Leading up to a snowy New Year’s Eve like this it’s all you need: a glass of wine for yourself and a little sweater for the baby.
This girl on the left is my first child, born the last hour of the last day of that Big Bicentennial year. It’s her birthday today.
She came with me to an Elton John concert in July of that year, though she was incognito at the time, just the mere suggestion of a person, hiding under my ’70s style floor-flower-child dress.
She has come with me on many adventures. I stopped teaching just a week before her birth so she came with me through the whole alphabet and all the songs on both the Sesame Street AND the MisterRogers albums. She was practically reciting the Preamble to the Constitution before it dawned on me that really I wasn’t actually in the classroom anymore so we could probably take things a little easier than I had done in the years of the lesson plans.
She came with me when we joined that food co-op the summer she I was a vegetarian. and immediately got lost, clumping off in her little white baby shoes and tucking herself under this vast plastic rice bin mounted to one of the walls, I remember that like it was yesterday. I was so traumatized I never went back there again.
The years passed. I started learning what codependency was when she was 14 and told her everything I was learning as I was learning it. It was the end of a long period in my life when I was always trying to save people, save the whole known world, but thank God a friend clued me in on the fact that there was a name for this behavior that appears so predictably in children who grow up in a house where an alcoholic parent figure reside, (or in my case had resided.
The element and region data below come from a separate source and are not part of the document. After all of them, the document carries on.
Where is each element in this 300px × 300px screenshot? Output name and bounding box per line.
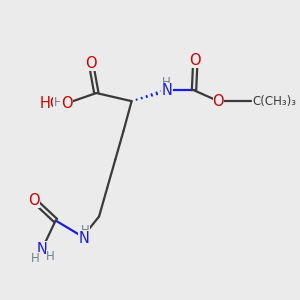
Text: HO: HO [40,96,62,111]
Text: O: O [213,94,224,109]
Text: O: O [190,53,201,68]
Text: N: N [79,231,90,246]
Text: O: O [85,56,97,71]
Text: O: O [61,96,72,111]
Text: N: N [37,242,47,257]
Text: H: H [81,224,90,236]
Text: O: O [28,193,40,208]
Text: H: H [46,250,55,263]
Text: N: N [161,83,172,98]
Text: H: H [162,76,171,89]
Text: H: H [54,96,63,109]
Text: H: H [31,252,40,265]
Text: C(CH₃)₃: C(CH₃)₃ [252,95,296,108]
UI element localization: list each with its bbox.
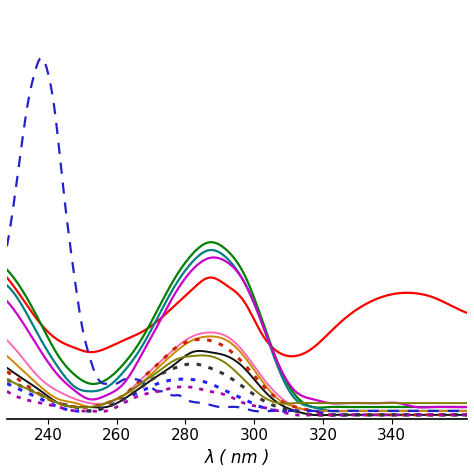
X-axis label: λ ( nm ): λ ( nm ) xyxy=(204,449,270,467)
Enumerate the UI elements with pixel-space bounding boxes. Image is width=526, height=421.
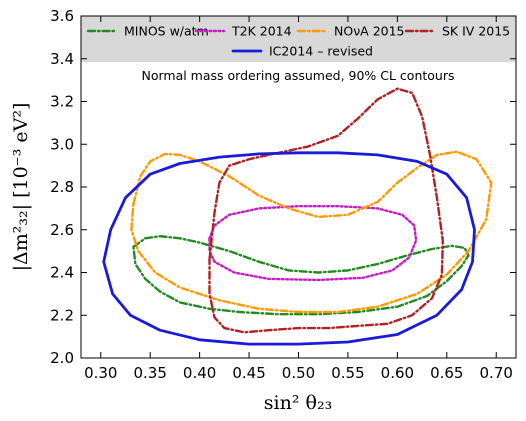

The friend was actually one of my former students, by then in recovery himself, who explain to me how all this worked and when my eyes opened they opened the whole way, so wide that one day in the car I said to this 14-year-old, “Carr, I’m afraid I haven’t modeled very healthy behavior for you with all my crazy rescuing attempts.
“It’s fine,” she said kindly, acknowledging in that small sweet way the truth of the matter. “I think I’m turning out OK.”
And she was fine and she did turn out OK, more than OK, in fact Even now, anytime I need a quick refresher on boundary issues, she provides it for me right quick.
I may not see her on this her birthday – as a mother of three young children, she’s pretty booked today; but I will surely think of her: the way she looked as a baby, and the way she looked as a six-year-old below and wish her many great years of looking after her own dear ones when the days are warm and coming into the room when days are cold with a glass of wine and a tiny sweater.